洞窟おじさんと仏教的な生き方
2月19日にたまたまNHKで見かけたドラマ「洞窟おじさん」があまりにも心打たれる内容だったので、ここに記しておきたい。
「洞窟おじさん」は、リンクにもあるように13歳で家を出て山に篭り、俗世から離れながらも生病老死・愛別離苦を体験し自分の生き方を見つける物語である。
親の虐待、愛犬との死別、世話好きの老夫婦、友人の裏切り、初恋、理不尽な上司、支えてくれる職員…洞窟おじさんはさまざまな出会いと別れを繰り返して「人間とは何か」という根源的な疑問を私たちに問いかけてくる。
その生き様は実に仏教的・哲学的で、私が個人的に特に印象に残った場面ベスト3を挙げてみたい。
「誰が運んでも同じだ」と荷物を運ぶ場面
自分より下の存在を必死で探し、その存在を見下すことでアイデンティティを保とうとする人間は大勢いる。そして彼らは周りの者にその見下し行為を見せ付けて自分が上であるように暗示をかけて安心している。多くの人はそれを目の当たりにしても、自分がスケープゴートになるのを恐れてなかなか手を差し伸べようとはしない。
インドにはカースト制度という強固な身分制度がある。基本バラモン・クシャトリヤ・ヴァイシャ・シュードラの4つに分けられているが、そのカーストからも外れた不可触民という身分の者は人間扱いされず、屠畜業や糞尿汚物処理の仕事に携わっていた。
ガンジーは自らそういった不可触民に混じって仕事をしていた。
障がい者施設で働く人々は健常者(この言葉はなるべく使いたくないのだが)から見下されがちだ。金儲けのためやコネで働いているような人、自分のことで精一杯な人は他に楽しみが見つからないからかストレスのはけ口を自分より弱い者へぶつける。洞窟おじさんの中に登場する若社長もまた従業員を人間扱いしない人間だった。
自分が見下せる存在であると認識した太った青年に、熱があるにもかかわらず重い荷物を運ばせようと怒号を浴びせる。
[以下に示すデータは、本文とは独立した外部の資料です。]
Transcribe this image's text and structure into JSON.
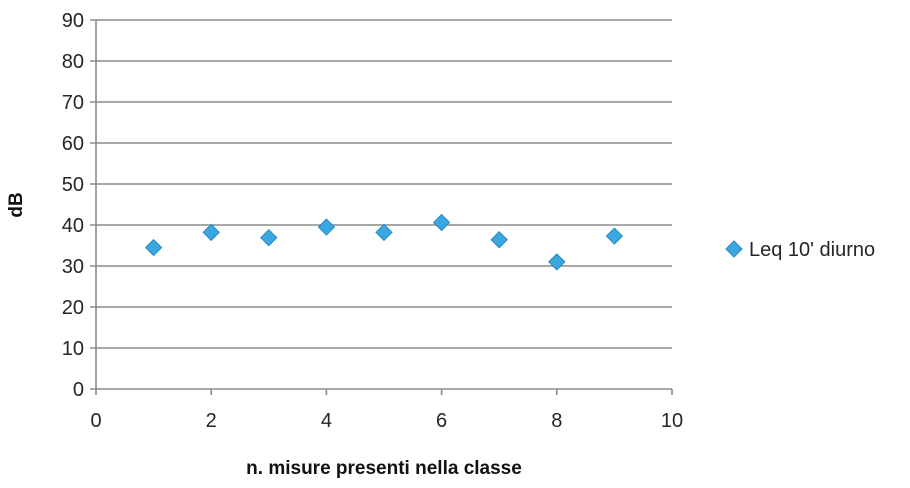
{
  "chart_data": {
    "type": "scatter",
    "title": "",
    "xlabel": "n. misure presenti nella classe",
    "ylabel": "dB",
    "xlim": [
      0,
      10
    ],
    "ylim": [
      0,
      90
    ],
    "x_ticks": [
      0,
      2,
      4,
      6,
      8,
      10
    ],
    "y_ticks": [
      0,
      10,
      20,
      30,
      40,
      50,
      60,
      70,
      80,
      90
    ],
    "grid": "horizontal",
    "legend_position": "right",
    "series": [
      {
        "name": "Leq 10' diurno",
        "color": "#3aa7e0",
        "marker": "diamond",
        "points": [
          {
            "x": 1,
            "y": 34.5
          },
          {
            "x": 2,
            "y": 38.2
          },
          {
            "x": 3,
            "y": 36.9
          },
          {
            "x": 4,
            "y": 39.5
          },
          {
            "x": 5,
            "y": 38.2
          },
          {
            "x": 6,
            "y": 40.6
          },
          {
            "x": 7,
            "y": 36.4
          },
          {
            "x": 8,
            "y": 31.0
          },
          {
            "x": 9,
            "y": 37.3
          }
        ]
      }
    ]
  }
}
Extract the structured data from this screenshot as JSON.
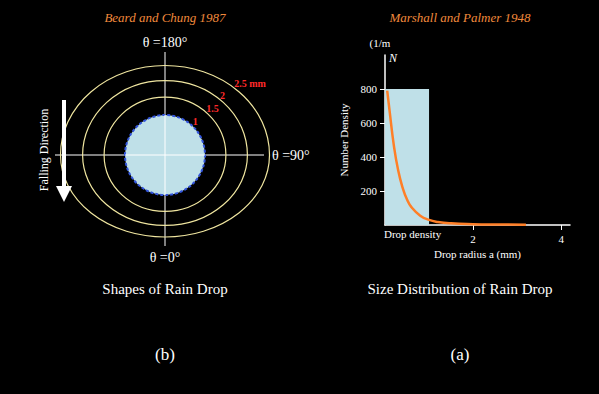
{
  "diagram": {
    "title": "Beard and Chung 1987",
    "arrow_label": "Falling Direction",
    "angles": [
      {
        "label": "θ =180°",
        "position": "top"
      },
      {
        "label": "θ =90°",
        "position": "right"
      },
      {
        "label": "θ =0°",
        "position": "bottom"
      }
    ],
    "contours": [
      {
        "radius": 2.5,
        "label": "2.5 mm"
      },
      {
        "radius": 2,
        "label": "2"
      },
      {
        "radius": 1.5,
        "label": "1.5"
      },
      {
        "radius": 1,
        "label": "1"
      }
    ],
    "caption": "Shapes of Rain Drop",
    "panel": "(b)"
  },
  "chart_data": {
    "type": "line",
    "title": "Marshall and Palmer 1948",
    "y_unit_label": "(1/m",
    "y_symbol": "N",
    "ylabel": "Number Density",
    "xlabel": "Drop radius a (mm)",
    "annotation": "Drop density",
    "x": [
      0.05,
      0.1,
      0.2,
      0.3,
      0.4,
      0.5,
      0.6,
      0.8,
      1.0,
      1.2,
      1.5,
      2.0,
      2.5,
      3.2
    ],
    "values": [
      790,
      680,
      470,
      320,
      220,
      150,
      105,
      55,
      30,
      18,
      10,
      5,
      3,
      2
    ],
    "color": "#ff7f27",
    "band": {
      "x": [
        0,
        1
      ],
      "value": 800,
      "color": "#bfe0e8"
    },
    "xlim": [
      0,
      4.2
    ],
    "xticks": [
      2,
      4
    ],
    "ylim": [
      0,
      1000
    ],
    "yticks": [
      200,
      400,
      600,
      800
    ],
    "grid": false,
    "caption": "Size Distribution of Rain Drop",
    "panel": "(a)"
  }
}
洞窟おじさんは若社長に怒りをぶつけるわけでも、他の人々のように見ないフリをするわけでもなく「誰が運んでも同じだ」と言ってただ荷物を運ぶ。
その姿がガンジーの生き方に重なるように見えた。
施設長が施設をつくるきっかけを問われる場面
洞窟おじさんの社会復帰のため尽力した施設の施設長は、ある日従業員の軽部さんになぜ洞窟おじさんを引き取ったのか問われる。幼い頃お金持ちの友達の家でかくれんぼをしていた施設長は、庭にあった座敷牢に隔離された精神障害の子供を見つける。「身内の恥だ」とつながれた子を見て「弱い人たちのために生きよう」と決めたのだと語る。
経済的優位に立つためでもなく社会的地位のためでもなく、ただ虐げられている人たちに寄り添いたい。このような施設長の考え方は宮沢賢治が描いた大乗仏教、あるいは遠藤周作が描いた汎世界的なキリスト教の教えそのものであると感じた。
ブルーベリージャムを販売する場面
終盤、洞窟おじさんは職員の軽部さんの好物であるブルーベリーを栽培し始め、一年後には収穫されたブルーベリーでジャムを作り販売する。おじさんはこれまで生きるために山菜や植物を獲ってきたが、このジャムは全然別物だという。
このブルーベリーは
自分で食うために育てた訳でも金稼ごうと思って育てた訳でもねえんだ
人を喜ばせようと思って作ったんだよ
これ買った人がおいしいって言ったら それ最高なんだ
大して腹にもたまんねえし金にもなんねえけど
何でうれしいのかも 分かんねえけど
何かうれしいんだよ
軽部さんにジャムを作った動機についてただ「人を喜ばせようと思って作った」と語るおじさん。嬉しそうに語るその姿はマズローの欲求5段階を超越した自己超越を体現しているようであった。
ブルーベリーの花言葉は「実りある人生」、エンディングの写真に写った洞窟おじさんは仙人のように穏やかな良い顔をしていた。
食べるためでもお金のためでもなく「人のために役立ちたい」と心から思えることが真の労働であり、人生の喜びであると改めて教えられた素晴らしいドラマだった。